Beginning Fall 2015, I will be Assistant Professor in the Geography Department of the University of Colorado at Boulder where I will focus on spatial-temporal analysis and data-intensive modeling of dynamic geographical processes. Prior to joining the faculty at Colorado I was Associate Director of the Center for Advanced Research of Spatial Information (CARSI) and Assistant Professor of GIScience at Hunter College of the City University of New York (CUNY). In 2012, I held a postdoctoral position at the University of St Andrews in Scotland, and in 2011 I completed a PhD funded by the Irish Social Sciences Platform (ISSP) and the Social Sciences and Humanities Research Council (SSHRC) of Canada at the National Center for Geocomputation (NCG) at the University of Maynooth (formerly National University of Ireland Maynooth) in Ireland. Both my undergraduate and Masters were completed in the Geography Department at the University of Victoria, in B.C. Canada (my hometown!).
Current & Future Research
My current and future research interests are ultimately concerned with modelling and understanding spatial processes. My work tends to fall under the general banner of ‘computational GIScience’ and encompasses work on networks, transportation, big-data, snow/water processes, and geospatial algorithms. I am as much interested in theories of interactions of human and environmental processes as I am in the methods and models designed to characterize them. As part of my long-term research goals, I continue to incorporate theories of spatial interaction, time-geography, and GIScience into my work on complex systems and dynamics.
My primary interest is in flow and movement data associated with underlying networks within human and natural environments. Spatial models are my primary means of quantitatively characterizing urban processes, and are used to explore data at a range of spatial and temporal resolutions. I also have a keen interest in developing new approaches to solving geographical problems by fostering expanded use of ideas and methods from outside geography and GIScience (such as data-streams and computer graphics). Additionally, I aim to promote the use of spatial analysis methods in data-intensive research to help explore the complex hierarchies and interactions within, across, and between human and natural systems.
Commuting flows & local labour markets: Spatial interaction modeling of travel-to-work
One of the most promising approaches to mitigating land-use and transportation problems is continued research on urban commuting. Commuting is essential to many individuals, allowing them to participate in the labour market and earn a living to meet their essential needs. As such, a better understanding of the determinants of commuting will ultimately lead to a better understanding of the complexities of employment, housing, and the many spatial processes underlying commuting. However, in order to understand the commuting process, it is important to examine the milieu within which commuting takes place: the local labour market (LLM). In my PhD research, the interplay between commuting and LLMs is explored through the use of regionalization techniques and spatial interaction models. I try to show that LLM characteristics play a significant role in intra-regional commuting patterns and that a failure to account for LLM conditions may seriously hinder the applicability of models of commuting. Specifically, I suggest that there are many different LLMs across Ireland and that these LLMs characterize the commuting patterns of population sub-groups. By incorporating these LLMs into models of commuting, I show that in addition to distance and working population size, the spatial structure of origins and destinations and a number of non-spatial attributes such as unemployment, housing density, and education, all significantly affect commuting flows.

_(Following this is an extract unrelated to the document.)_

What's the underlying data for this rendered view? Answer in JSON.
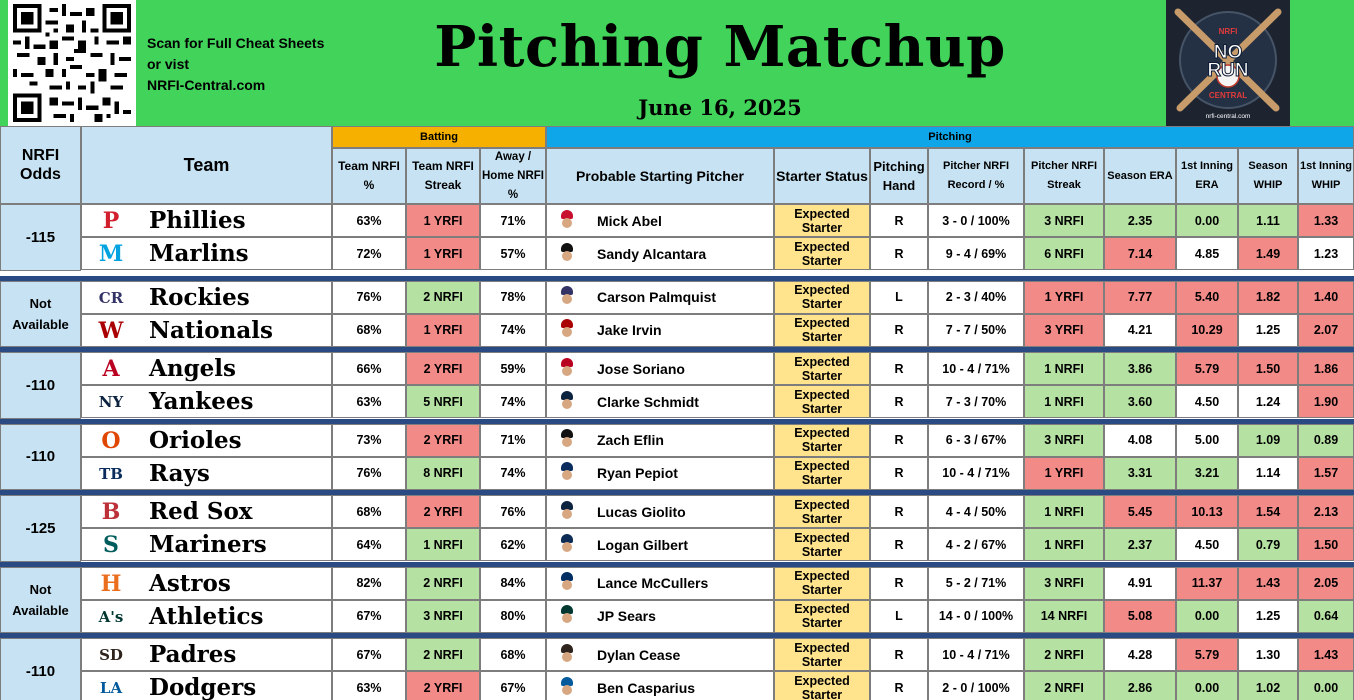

Furthermore, the distance decay component of these models can be shown to capture a combination of geographical distance and regional differentiation due to LLM boundaries, leading to ‘functional’ distance decay. This concept of functional distance decay is a key finding of my research, and, indicates that in addition to the configuration of origins and destinations, distance decay is also dependent on the spatial structure of LLMs, or more generally, the totality of surrounding conditions within which spatial interaction takes place. This research is funded in part by the ISSP, StratAG, and SSHRC, and is being completed under the supervision of Prof. Stewart Fotheringham.
Spatial time-series analysis of satellite derived snow water equivalence
My MSc research focused primarily on examining the spatial-temporal characteristics of snow water equivalence (SWE) in Canada, and comparing these characteristics to known or hypothesized climate and ecological processes. The spatial and temporal distribution of terrestrial snow cover has implications for many ecological processes, such as local snowmelt release, local and global atmospheric circulation, as well as climate, and hydrological cycles. The sensitivity of terrestrial snow cover and SWE to atmospheric conditions and overlying air temperatures also makes snow cover a useful indicator of climate change. Thus, examining the spatial distribution of terrestrial snow cover and SWE over time aides in understanding current and future trends in changing climate conditions. Our research links the spatial-temporal interactions of SWE to underlying land-cover characteristics, as well as generates relevant temporal characteristics from SWE time-series’ in order to explain the dominant SWE regimes across Canada. In addition to its broad implications for climate change research in general, this research also has implications for use in a national biodiversity monitory system for Canada, driven by remote sensing of multiple indicators of biodiversity. These indicators include productivity, disturbance, topography, and land-cover, of which terrestrial snow cover and SWE play an integral part.